RuntimeError: CUDA_VISIBLE_DEVICES is set to empty string, which means GPU support is disabled.

I have a feeling, it is related to the quantization method being marlin

andrewsykim commented 2 months ago

@jradikk I tried with hugging-quants/Meta-Llama-3.1-70B-Instruct-AWQ-INT4 as well and saw the same issue. I'm trying with Llama 3.1 70B now but I'm running into CUDA out of memory issues with 2 A100s

jradikk commented 2 months ago

I've tried hugging-quants/Meta-Llama-3.1-8B-Instruct-AWQ-INT4 and hugging-quants/Meta-Llama-3.1-70B-Instruct-GPTQ-INT4 with the same results. So it doesn't seem directly connected to the size or the quantization type of the model. But might be related to the actual fact of a model being quantized

andrewsykim commented 2 months ago

Not sure it's related, but why do you use -q marlin when not using kuberay but in your serve code you set quantization='awq_marlin'. Is there notable difference between these two that would matter?
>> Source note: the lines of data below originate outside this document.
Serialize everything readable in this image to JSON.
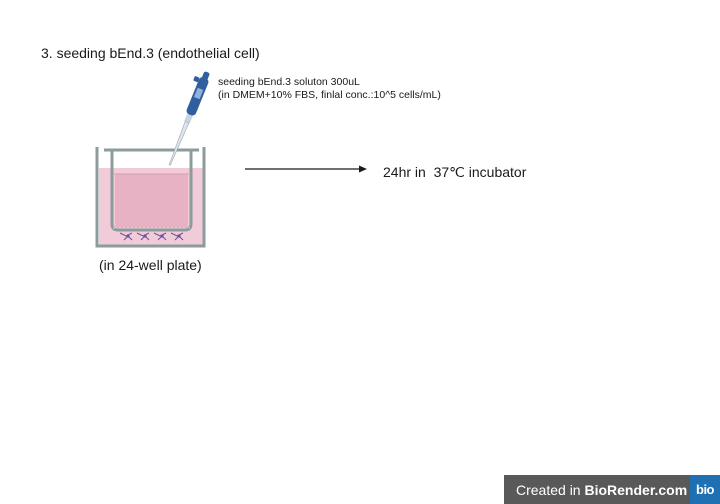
{
  "step": {
    "title": "3. seeding bEnd.3 (endothelial cell)"
  },
  "pipette_note": {
    "line1": "seeding bEnd.3 soluton 300uL",
    "line2": "(in DMEM+10% FBS, finlal conc.:10^5 cells/mL)"
  },
  "incubation": {
    "label": "24hr in  37℃ incubator"
  },
  "plate": {
    "caption": "(in 24-well plate)"
  },
  "credit": {
    "prefix": "Created in ",
    "brand": "BioRender.com",
    "logo": "bio"
  },
  "colors": {
    "medium_pink": "#e7b3c4",
    "well_pink": "#f1cbd7",
    "well_outline": "#8c9b9c",
    "pipette_blue": "#2f5f9e",
    "cell_purple": "#6b4fa0",
    "credit_bar": "#595959",
    "logo_blue": "#1f6fb3"
  },
  "icons": [
    "pipette-icon",
    "transwell-insert-icon",
    "arrow-icon",
    "endothelial-cells-icon"
  ]
}
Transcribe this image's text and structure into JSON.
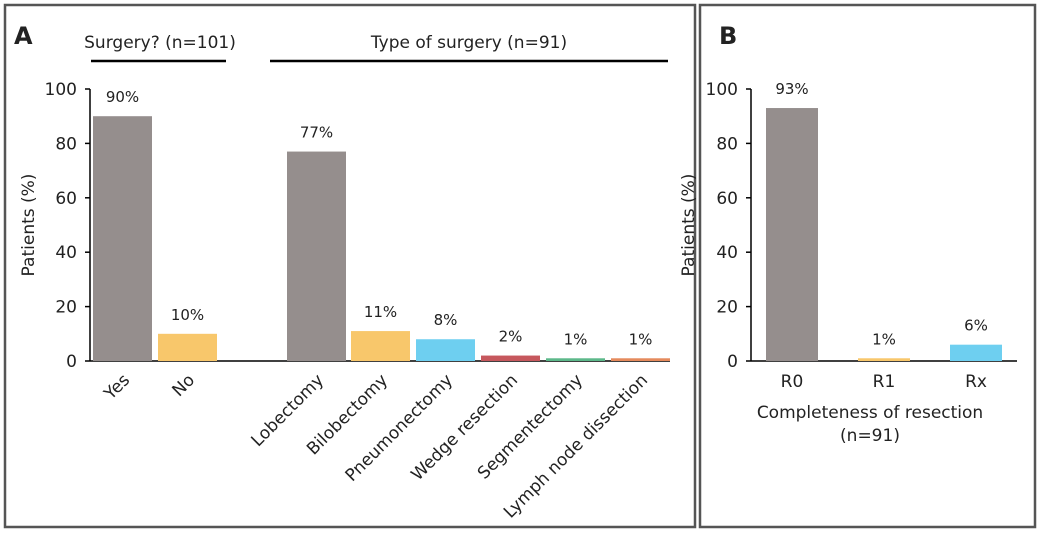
{
  "panels": {
    "a": {
      "letter": "A"
    },
    "b": {
      "letter": "B"
    }
  },
  "chart_data": [
    {
      "type": "bar",
      "panel": "A",
      "ylabel": "Patients (%)",
      "ylim": [
        0,
        100
      ],
      "yticks": [
        0,
        20,
        40,
        60,
        80,
        100
      ],
      "groups": [
        {
          "header": "Surgery? (n=101)",
          "categories": [
            "Yes",
            "No"
          ],
          "values": [
            90,
            10
          ],
          "labels": [
            "90%",
            "10%"
          ],
          "colors": [
            "#958e8d",
            "#f8c76b"
          ]
        },
        {
          "header": "Type of surgery (n=91)",
          "categories": [
            "Lobectomy",
            "Bilobectomy",
            "Pneumonectomy",
            "Wedge resection",
            "Segmentectomy",
            "Lymph node dissection"
          ],
          "values": [
            77,
            11,
            8,
            2,
            1,
            1
          ],
          "labels": [
            "77%",
            "11%",
            "8%",
            "2%",
            "1%",
            "1%"
          ],
          "colors": [
            "#958e8d",
            "#f8c76b",
            "#6ecff0",
            "#c6585d",
            "#5cb88a",
            "#e58a5c"
          ]
        }
      ],
      "legend": "none",
      "grid": false
    },
    {
      "type": "bar",
      "panel": "B",
      "ylabel": "Patients (%)",
      "xlabel": "Completeness of resection",
      "xlabel2": "(n=91)",
      "ylim": [
        0,
        100
      ],
      "yticks": [
        0,
        20,
        40,
        60,
        80,
        100
      ],
      "categories": [
        "R0",
        "R1",
        "Rx"
      ],
      "values": [
        93,
        1,
        6
      ],
      "labels": [
        "93%",
        "1%",
        "6%"
      ],
      "colors": [
        "#958e8d",
        "#f8c76b",
        "#6ecff0"
      ],
      "legend": "none",
      "grid": false
    }
  ]
}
jradikk commented 2 months ago

It's an artefact of me tweaking every possible config :) It doesn't really seem to matter. I tried awq_marlin, marlin, gptq (for a differently quantized model) and the result was the same

andrewsykim commented 2 months ago

@jradikk I did some more testing with Llama 3.1 70B, I was able to run it with --tensor-parallel-size=2 and --pipeline-parallel-size=4 using 8 A100 GPUs. So I think it's safe to say the issue is with quantization as you mentioned already. I'm not sure why it would work as a job but not as a serve application with KubeRay. The python3 -m vllm.entrypoints.openai.api_server command and the serve code / config seem identical to me but I'm not familiar enough with vLLM to identify any other notable differences.

I suggest opening an issue in the vLLM project to see if anyone there can identify notable differences in the two ways of deploying your model.